Yoram Singer: Memory-Efficient Adaptive Optimization for Humungous-Scale Learning

Tuesday, April 23, 2019 - 4:00pm to 5:00pm
Light Refreshments at 3:45pm
Patil/Kiva G449
Yoram Singer, Princeton University
Adaptive gradient-based optimizers such as AdaGrad and Adam are among the methods of choice in modern machine learning. These methods maintain second-order statistics of each model parameter, thus doubling the memory footprint of the optimizer. In behemoth-size applications, this memory overhead restricts the size of the model being used as well as the number of examples in a mini-batch. We describe a novel, simple, and flexible adaptive optimization method with sublinear memory cost that retains the benefits of per-parameter adaptivity while allowing for larger models and mini-batches. We give convergence guarantees for our method and demonstrate its effectiveness in training some of the largest deep models used at Google.
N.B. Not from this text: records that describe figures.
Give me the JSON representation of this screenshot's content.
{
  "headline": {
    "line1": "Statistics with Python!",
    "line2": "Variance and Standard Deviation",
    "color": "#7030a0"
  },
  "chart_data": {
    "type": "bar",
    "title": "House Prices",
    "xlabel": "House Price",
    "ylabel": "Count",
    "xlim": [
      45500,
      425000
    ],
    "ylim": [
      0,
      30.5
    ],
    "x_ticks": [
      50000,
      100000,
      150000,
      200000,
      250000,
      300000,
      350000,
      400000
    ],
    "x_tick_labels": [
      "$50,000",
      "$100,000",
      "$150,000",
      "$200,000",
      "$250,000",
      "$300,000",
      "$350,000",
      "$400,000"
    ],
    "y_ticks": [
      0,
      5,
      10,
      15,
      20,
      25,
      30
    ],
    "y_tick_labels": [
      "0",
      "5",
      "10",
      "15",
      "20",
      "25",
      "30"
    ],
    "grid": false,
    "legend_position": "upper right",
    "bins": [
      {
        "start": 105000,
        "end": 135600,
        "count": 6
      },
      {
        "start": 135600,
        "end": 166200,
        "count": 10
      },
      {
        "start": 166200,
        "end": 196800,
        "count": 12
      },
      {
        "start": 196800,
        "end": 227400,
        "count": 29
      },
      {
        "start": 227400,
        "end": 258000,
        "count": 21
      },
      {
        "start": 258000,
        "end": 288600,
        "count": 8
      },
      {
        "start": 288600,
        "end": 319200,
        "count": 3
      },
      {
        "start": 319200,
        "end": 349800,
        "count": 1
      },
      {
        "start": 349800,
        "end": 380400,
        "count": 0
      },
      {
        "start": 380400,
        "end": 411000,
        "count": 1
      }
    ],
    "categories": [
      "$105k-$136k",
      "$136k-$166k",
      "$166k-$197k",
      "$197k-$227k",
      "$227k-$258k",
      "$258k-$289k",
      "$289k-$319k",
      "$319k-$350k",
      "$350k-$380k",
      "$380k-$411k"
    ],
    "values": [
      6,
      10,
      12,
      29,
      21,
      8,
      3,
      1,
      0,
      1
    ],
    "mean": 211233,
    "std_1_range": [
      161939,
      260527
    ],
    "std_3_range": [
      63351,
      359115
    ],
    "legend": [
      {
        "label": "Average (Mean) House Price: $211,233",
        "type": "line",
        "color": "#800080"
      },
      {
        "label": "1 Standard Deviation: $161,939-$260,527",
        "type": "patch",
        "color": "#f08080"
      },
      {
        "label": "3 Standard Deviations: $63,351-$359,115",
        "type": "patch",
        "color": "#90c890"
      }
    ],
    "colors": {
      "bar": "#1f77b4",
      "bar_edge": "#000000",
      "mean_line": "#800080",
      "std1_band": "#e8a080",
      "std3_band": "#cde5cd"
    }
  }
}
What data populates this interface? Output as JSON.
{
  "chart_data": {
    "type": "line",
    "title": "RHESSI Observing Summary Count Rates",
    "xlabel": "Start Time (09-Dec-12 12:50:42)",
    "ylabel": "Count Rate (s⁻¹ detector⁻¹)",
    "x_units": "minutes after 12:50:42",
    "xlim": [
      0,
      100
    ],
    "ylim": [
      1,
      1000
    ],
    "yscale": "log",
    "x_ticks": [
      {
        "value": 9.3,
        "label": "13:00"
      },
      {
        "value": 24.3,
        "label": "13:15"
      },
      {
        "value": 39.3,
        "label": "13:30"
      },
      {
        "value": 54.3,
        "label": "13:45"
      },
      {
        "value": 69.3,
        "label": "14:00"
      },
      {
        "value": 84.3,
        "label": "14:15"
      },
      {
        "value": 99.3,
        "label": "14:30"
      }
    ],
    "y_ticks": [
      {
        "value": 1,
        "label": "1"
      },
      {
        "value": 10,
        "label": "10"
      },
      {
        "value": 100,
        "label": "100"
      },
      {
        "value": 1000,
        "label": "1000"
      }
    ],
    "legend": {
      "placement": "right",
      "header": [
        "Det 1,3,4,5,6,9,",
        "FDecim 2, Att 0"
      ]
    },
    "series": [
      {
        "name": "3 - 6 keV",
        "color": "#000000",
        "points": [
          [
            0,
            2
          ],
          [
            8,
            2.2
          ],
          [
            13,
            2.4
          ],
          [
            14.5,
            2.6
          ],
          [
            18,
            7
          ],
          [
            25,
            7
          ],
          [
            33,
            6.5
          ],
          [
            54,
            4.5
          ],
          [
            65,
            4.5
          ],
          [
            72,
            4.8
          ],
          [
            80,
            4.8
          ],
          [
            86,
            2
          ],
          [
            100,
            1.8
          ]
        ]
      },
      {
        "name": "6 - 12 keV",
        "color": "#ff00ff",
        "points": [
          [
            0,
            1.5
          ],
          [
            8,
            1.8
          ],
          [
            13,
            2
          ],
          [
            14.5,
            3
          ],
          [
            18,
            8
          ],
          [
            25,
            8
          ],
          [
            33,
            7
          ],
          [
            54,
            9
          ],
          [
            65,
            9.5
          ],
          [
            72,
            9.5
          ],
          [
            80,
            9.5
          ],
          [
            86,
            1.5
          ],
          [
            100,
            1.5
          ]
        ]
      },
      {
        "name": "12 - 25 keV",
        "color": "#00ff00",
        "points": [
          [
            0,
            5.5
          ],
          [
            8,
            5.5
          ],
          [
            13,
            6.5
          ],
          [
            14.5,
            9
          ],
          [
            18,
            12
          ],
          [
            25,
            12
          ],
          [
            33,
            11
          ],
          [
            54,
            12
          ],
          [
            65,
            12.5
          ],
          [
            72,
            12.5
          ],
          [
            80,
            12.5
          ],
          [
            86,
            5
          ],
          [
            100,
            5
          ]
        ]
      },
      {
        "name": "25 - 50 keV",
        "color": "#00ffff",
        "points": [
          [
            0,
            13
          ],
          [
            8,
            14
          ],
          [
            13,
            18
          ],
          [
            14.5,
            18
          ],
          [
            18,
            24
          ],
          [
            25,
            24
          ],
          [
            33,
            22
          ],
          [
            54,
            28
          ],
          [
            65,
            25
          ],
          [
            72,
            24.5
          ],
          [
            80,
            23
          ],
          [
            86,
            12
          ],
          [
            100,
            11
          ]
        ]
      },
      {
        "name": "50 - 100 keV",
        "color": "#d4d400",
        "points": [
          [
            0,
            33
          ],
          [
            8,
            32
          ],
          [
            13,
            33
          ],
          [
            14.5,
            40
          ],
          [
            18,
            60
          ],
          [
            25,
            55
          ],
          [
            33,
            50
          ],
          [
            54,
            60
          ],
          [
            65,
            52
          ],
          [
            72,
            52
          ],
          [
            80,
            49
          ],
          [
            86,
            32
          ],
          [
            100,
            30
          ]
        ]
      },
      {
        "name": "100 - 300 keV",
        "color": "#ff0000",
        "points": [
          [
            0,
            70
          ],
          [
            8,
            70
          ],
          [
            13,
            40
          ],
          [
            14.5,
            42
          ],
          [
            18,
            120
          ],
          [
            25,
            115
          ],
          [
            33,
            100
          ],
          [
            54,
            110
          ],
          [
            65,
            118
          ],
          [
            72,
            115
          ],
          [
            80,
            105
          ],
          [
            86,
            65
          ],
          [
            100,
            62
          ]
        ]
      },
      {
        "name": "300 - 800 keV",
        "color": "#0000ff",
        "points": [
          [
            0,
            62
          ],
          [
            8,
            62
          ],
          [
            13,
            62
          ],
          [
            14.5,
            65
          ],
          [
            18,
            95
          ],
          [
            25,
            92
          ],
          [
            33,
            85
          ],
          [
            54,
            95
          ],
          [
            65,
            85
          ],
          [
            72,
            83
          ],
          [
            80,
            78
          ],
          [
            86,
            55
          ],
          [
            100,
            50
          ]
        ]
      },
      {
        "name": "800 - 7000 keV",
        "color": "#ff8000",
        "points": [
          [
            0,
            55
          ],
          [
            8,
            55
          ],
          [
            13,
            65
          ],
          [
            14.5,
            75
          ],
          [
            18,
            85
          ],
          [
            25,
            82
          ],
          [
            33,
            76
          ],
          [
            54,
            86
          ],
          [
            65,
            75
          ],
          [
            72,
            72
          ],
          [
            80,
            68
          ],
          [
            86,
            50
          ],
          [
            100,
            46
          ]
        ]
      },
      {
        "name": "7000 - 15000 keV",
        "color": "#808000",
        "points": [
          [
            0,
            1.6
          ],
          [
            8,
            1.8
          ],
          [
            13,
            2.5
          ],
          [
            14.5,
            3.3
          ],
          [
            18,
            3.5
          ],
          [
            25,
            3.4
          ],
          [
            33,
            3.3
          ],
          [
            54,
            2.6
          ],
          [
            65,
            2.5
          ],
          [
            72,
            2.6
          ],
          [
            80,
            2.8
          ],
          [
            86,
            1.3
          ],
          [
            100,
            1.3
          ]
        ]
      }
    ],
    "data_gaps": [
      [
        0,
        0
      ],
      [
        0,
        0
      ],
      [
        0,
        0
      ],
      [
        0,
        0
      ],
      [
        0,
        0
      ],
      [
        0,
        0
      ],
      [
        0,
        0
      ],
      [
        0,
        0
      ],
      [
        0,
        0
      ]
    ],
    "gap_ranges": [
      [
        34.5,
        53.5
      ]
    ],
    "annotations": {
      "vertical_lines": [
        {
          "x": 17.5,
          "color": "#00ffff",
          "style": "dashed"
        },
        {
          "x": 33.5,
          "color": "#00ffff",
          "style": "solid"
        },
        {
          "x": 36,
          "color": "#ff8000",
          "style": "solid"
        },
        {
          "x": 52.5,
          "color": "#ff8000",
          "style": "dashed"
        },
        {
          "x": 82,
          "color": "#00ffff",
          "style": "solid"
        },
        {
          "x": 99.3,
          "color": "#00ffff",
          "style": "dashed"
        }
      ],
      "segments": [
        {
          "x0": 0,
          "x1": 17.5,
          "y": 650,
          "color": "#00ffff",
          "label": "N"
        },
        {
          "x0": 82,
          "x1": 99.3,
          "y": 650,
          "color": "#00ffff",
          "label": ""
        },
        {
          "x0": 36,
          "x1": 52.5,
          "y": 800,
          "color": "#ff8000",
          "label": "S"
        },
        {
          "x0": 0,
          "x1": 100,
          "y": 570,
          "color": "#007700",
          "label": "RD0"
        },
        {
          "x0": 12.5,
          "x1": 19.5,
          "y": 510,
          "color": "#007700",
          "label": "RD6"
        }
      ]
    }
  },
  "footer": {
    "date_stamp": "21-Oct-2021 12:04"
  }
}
Yoram Singer is the head of Principles Of Effective Machine-learning (POEM) research group in Google Brain and a professor of Computer Science at Princeton.  He was a member of the technical staff at AT&T Research from
1995 through 1999 and an associate professor at the Hebrew University from 1999 through 2007. He is a fellow of AAAI. His research on machine learning algorithms received several awards.